Decision-making for goal-directed actions via reinforcement learning (RL) is a fundamental component of
complex behaviors. Central to RL theory is the balance between exploration and exploitation, which enables
agents to interpret the environment using trial and error to learn an optimal strategy for maximizing reward.
Determining the optimal parameters for when to switch between exploration/exploitation states in RL models has
been difficult, and thus requires new biological insights. Recent work from our lab implicates locus coeruleus
norepinephrine release (LC-NE) in signaling exploration and exploitation states. LC-NE neurons exhibit phasic
activity in an RL task when presented with uncertain stimulus evidence to facilitate task execution/exploration,
and after receiving a surprising reinforcement to facilitate task optimization/exploitation on the next trial. How
these different phasic LC-NE signals are integrated in target regions to modulate different aspects of behavior is
unknown. One possibility is through spatiotemporal integration by astrocytes, which are highly responsive to NE,
are known to be involved in learning and memory, and can modulate neuronal activity on within-trial and
between-trial timescales. Here, we propose that LC-NE release during an RL task causes changes in cortical
network dynamics, facilitated through astrocyte signaling, that enable task execution and optimization. We will
examine the effects of LC-NE and astrocytes on neuronal population dynamics and RL using innovative
approaches combining dual 2-photon imaging of astrocytes and neurons in frontal/prefrontal cortex, high density
neural recordings, optogenetic and chemogenetic manipulation of neurons and astrocytes, and computational
approaches to define the effects of LC-NE and astrocytes on neuronal populations and task encoding. Finally,
we will develop biologically informed computational models of astrocyte-neuron interactions during learned
behavior. In Aim 1, we will record cortical astrocytes and neurons in mice performing our RL task.
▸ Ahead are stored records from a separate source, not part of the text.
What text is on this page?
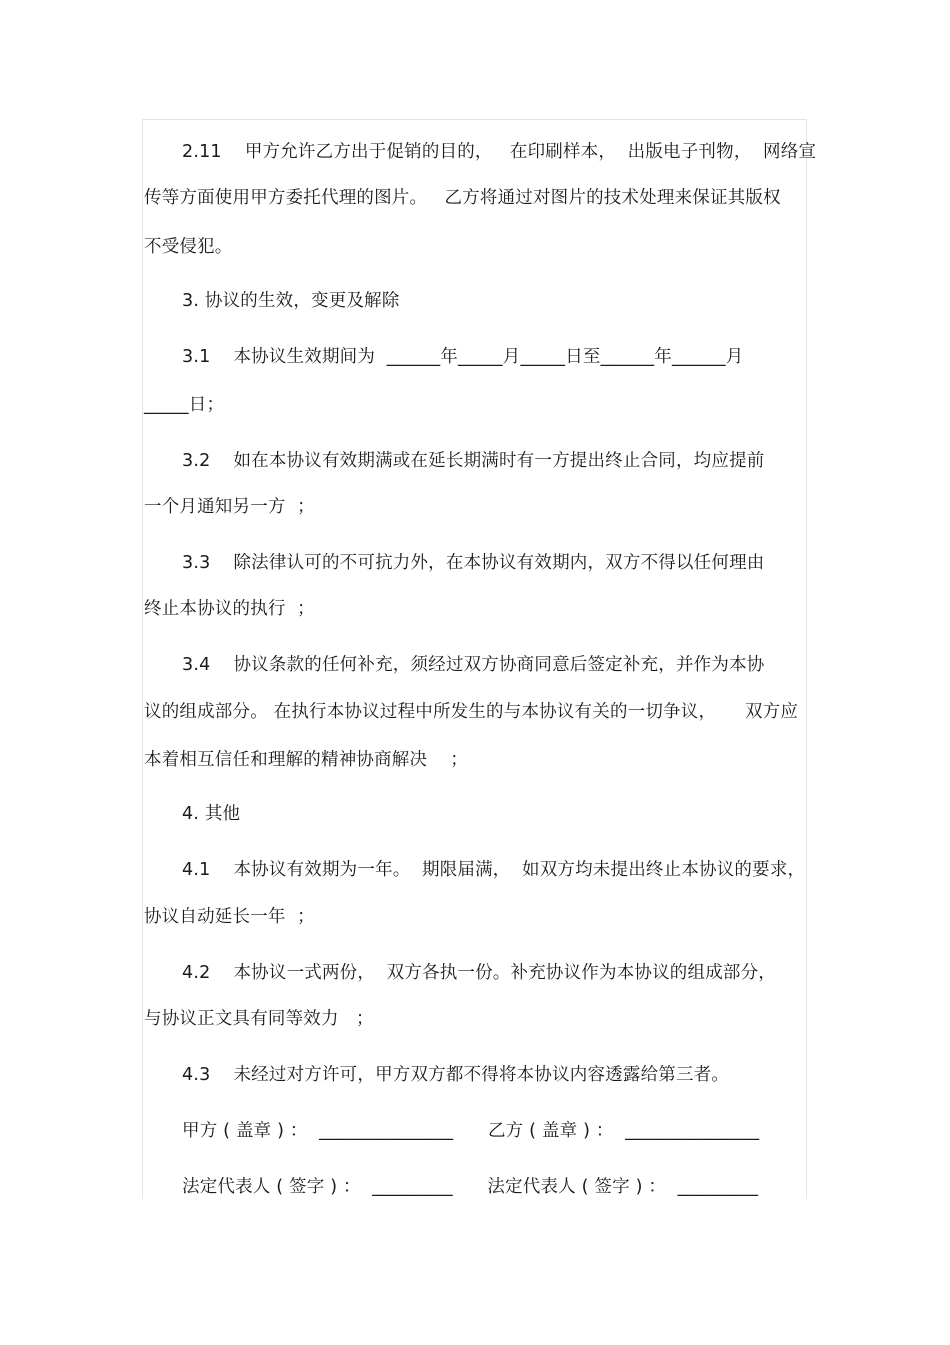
2.11    甲方允许乙方出于促销的目的，   在印刷样本，  出版电子刊物，  网络宣
传等方面使用甲方委托代理的图片。   乙方将通过对图片的技术处理来保证其版权
不受侵犯。
3. 协议的生效，变更及解除
3.1    本协议生效期间为  ______年_____月_____日至______年______月
_____日；
3.2    如在本协议有效期满或在延长期满时有一方提出终止合同，均应提前
一个月通知另一方  ；
3.3    除法律认可的不可抗力外，在本协议有效期内，双方不得以任何理由
终止本协议的执行  ；
3.4    协议条款的任何补充，须经过双方协商同意后签定补充，并作为本协
议的组成部分。 在执行本协议过程中所发生的与本协议有关的一切争议，     双方应
本着相互信任和理解的精神协商解决    ；
4. 其他
4.1    本协议有效期为一年。  期限届满，  如双方均未提出终止本协议的要求，
协议自动延长一年  ；
4.2    本协议一式两份，  双方各执一份。补充协议作为本协议的组成部分，
与协议正文具有同等效力   ；
4.3    未经过对方许可，甲方双方都不得将本协议内容透露给第三者。
甲方 ( 盖章 ) ：  _______________      乙方 ( 盖章 ) ：  _______________
法定代表人 ( 签字 ) ：  _________      法定代表人 ( 签字 ) ：  _________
We will use
high density single-unit recordings and population analyses to determine how population dynamics evolve during
different task epochs. Using this information, we will determine how silencing LC-NE affects astrocyte and neuron
computations and dynamics during RL. In Aim 2, we will use chemogenetic and optogenetic manipulations of
astrocyte calcium to determine how astrocyte dynamics contribute to RL behaviors, and how this activity affects
neuronal population dynamics. In Aim 3, we will examine the hypothesis that extending RL algorithms via NE-
astrocyte signals can explain exploration at low stimulus evidence, and that NE-astrocyte interactions across
trials would be reflected in policy gradient learning rules to promote exploitation. Finally, we will determine
whether incorporating NE-astrocyte-neuron interactions into a recurrent neural network model can provide a rich
model for behavior and identify circuit motifs critical to our observed behavioral outcomes. These data will provide
an unprecedented view of the role of NE and astrocytes in a crucial behavioral function, and point to ways by
which their dysfunction can be ameliorated in brain disorders and diseases.